The positions defended are very divisive. On the one hand, there are countries that want to substantially reduce plastic production. And on the other, there are countries which want a treaty which mainly concerns the management of plastic, and in particular recycling.
“We have a text. It is a basis, even if there remains a lot of work to be done on it,” admits the federal Minister of the Environment, Steven Guilbeault, who hopes to play a “facilitator” role as host of the negotiations. The objective, he adds, is to “achieve a text with 60 to 70% of the elements validated” at the end of the discussions in Ottawa.
But the game is far from won, underlines Alexandre Lillo, professor in the Department of Legal Sciences at UQAM and expert in international environmental law. “The negotiations are quite complex. The text discussed doubled in size during the last session, in Kenya, and the positions defended are very divisive. On the one hand, there are countries that want to substantially reduce plastic production. And on the other, there are countries which want a treaty which mainly concerns the management of plastic, and in particular recycling. »
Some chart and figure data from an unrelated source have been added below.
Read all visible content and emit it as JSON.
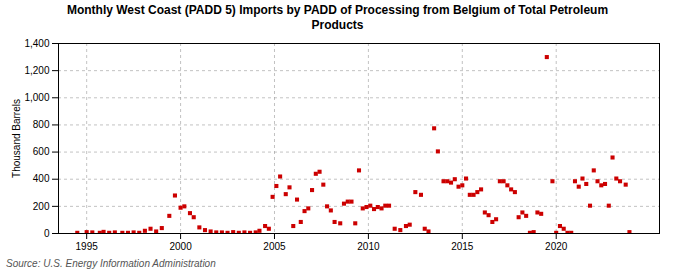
{
  "chart_data": {
    "type": "scatter",
    "title": "Monthly West Coast (PADD 5) Imports by PADD of Processing from Belgium of Total Petroleum\nProducts",
    "ylabel": "Thousand Barrels",
    "annotations": [
      "Source: U.S. Energy Information Administration"
    ],
    "color": "#cc0000",
    "marker": "square",
    "grid": true,
    "xlim": [
      1993.5,
      2025.5
    ],
    "xticks": [
      1995,
      2000,
      2005,
      2010,
      2015,
      2020
    ],
    "ylim": [
      0,
      1400
    ],
    "yticks": [
      0,
      200,
      400,
      600,
      800,
      {
        "value": 1000,
        "label": "1,000"
      },
      {
        "value": 1200,
        "label": "1,200"
      },
      {
        "value": 1400,
        "label": "1,400"
      }
    ],
    "x": [
      1994.5,
      1995.0,
      1995.3,
      1995.7,
      1995.9,
      1996.2,
      1996.5,
      1996.9,
      1997.2,
      1997.5,
      1997.8,
      1998.1,
      1998.4,
      1998.7,
      1999.0,
      1999.4,
      1999.7,
      2000.0,
      2000.2,
      2000.5,
      2000.7,
      2001.0,
      2001.3,
      2001.6,
      2001.9,
      2002.2,
      2002.5,
      2002.8,
      2003.1,
      2003.4,
      2003.7,
      2004.0,
      2004.2,
      2004.5,
      2004.7,
      2004.9,
      2005.1,
      2005.3,
      2005.6,
      2005.8,
      2006.0,
      2006.2,
      2006.4,
      2006.6,
      2006.8,
      2007.0,
      2007.2,
      2007.4,
      2007.6,
      2007.8,
      2008.0,
      2008.2,
      2008.5,
      2008.7,
      2008.9,
      2009.1,
      2009.3,
      2009.5,
      2009.7,
      2009.9,
      2010.1,
      2010.3,
      2010.5,
      2010.7,
      2010.9,
      2011.1,
      2011.4,
      2011.7,
      2012.0,
      2012.2,
      2012.5,
      2012.8,
      2013.0,
      2013.2,
      2013.5,
      2013.7,
      2014.0,
      2014.2,
      2014.4,
      2014.6,
      2014.8,
      2015.0,
      2015.2,
      2015.4,
      2015.6,
      2015.8,
      2016.0,
      2016.2,
      2016.4,
      2016.6,
      2016.8,
      2017.0,
      2017.2,
      2017.4,
      2017.6,
      2017.8,
      2018.0,
      2018.2,
      2018.4,
      2018.6,
      2018.8,
      2019.0,
      2019.2,
      2019.5,
      2019.8,
      2020.0,
      2020.2,
      2020.4,
      2020.6,
      2020.8,
      2021.0,
      2021.2,
      2021.4,
      2021.6,
      2021.8,
      2022.0,
      2022.2,
      2022.4,
      2022.6,
      2022.8,
      2023.0,
      2023.2,
      2023.4,
      2023.7,
      2023.9
    ],
    "values": [
      5,
      10,
      8,
      5,
      12,
      5,
      8,
      5,
      5,
      8,
      5,
      20,
      35,
      15,
      40,
      130,
      280,
      190,
      200,
      150,
      120,
      45,
      25,
      15,
      8,
      8,
      5,
      10,
      5,
      8,
      5,
      8,
      20,
      55,
      35,
      270,
      350,
      420,
      290,
      340,
      55,
      250,
      85,
      165,
      185,
      320,
      440,
      455,
      360,
      200,
      170,
      85,
      75,
      220,
      235,
      235,
      75,
      465,
      185,
      195,
      205,
      180,
      195,
      185,
      205,
      205,
      35,
      25,
      55,
      65,
      305,
      285,
      35,
      15,
      775,
      605,
      385,
      385,
      375,
      400,
      345,
      355,
      405,
      285,
      285,
      305,
      325,
      155,
      135,
      85,
      105,
      385,
      385,
      355,
      325,
      305,
      120,
      155,
      130,
      5,
      10,
      155,
      145,
      1300,
      385,
      5,
      55,
      35,
      5,
      5,
      385,
      345,
      405,
      365,
      205,
      465,
      385,
      355,
      365,
      205,
      560,
      405,
      385,
      360,
      10
    ]
  }
}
Some countries are in fact calling for ambitious measures, notably the 65 members of the High Ambition Coalition, chaired by Rwanda and Norway, which includes the majority of European Union countries. Others, mainly oil-producing states, are resistant to the idea of quickly rolling back the addition of new plastic.
To speed up the pace, countries, including France, are calling for the creation of inter-phase working groups on the various issues to be resolved, in particular: the list of problematic and avoidable plastic products, that of polymers and substances of concern to be prohibited, the establishment of ecodesign criteria, etc.
“Circular economy”
As for Canada, where less than 10% of plastic is recycled, it mainly advocates the path of a “circular economy” of plastic, and not the pure and simple reduction of its massive use. “This is the approach that seems most promising to us,” a senior government official said last week during a technical briefing to the media. Ottawa wants to “increase ambition and harmonize measures to combat plastic pollution,” adds the federal Ministry of the Environment by email.
“It’s a bit of the classic dynamic of negotiations, as we can see in the context of climate negotiations,” underlines Mr. Lillo. The latter therefore fears a “fairly soft” agreement, built on “compromises” which would not lead to an agreement ambitious enough to resolutely tackle this growing environmental problem.
Proof that it is difficult to make a shift towards less dependence on plastic due to resistance from the industrial lobby, last November the Federal Court rejected the listing of plastic items as “toxic substances” in the Canada. The move could impact the government’s ban on single-use plastic items, since it can only regulate substances for environmental protection purposes if they are listed as toxic in law.
In the spring of 2021, the Trudeau government added manufactured plastic products to the list of toxic substances listed in the Canadian Environmental Protection Act. They were therefore considered to have a harmful effect on the environment or biological diversity.
This political decision, supported by scientists and environmental groups, was however challenged in court by several companies in the plastic and petrochemical sector, united within the Coalition for Responsible Use of Plastic. Ottawa has appealed the case, and it should be heard by June.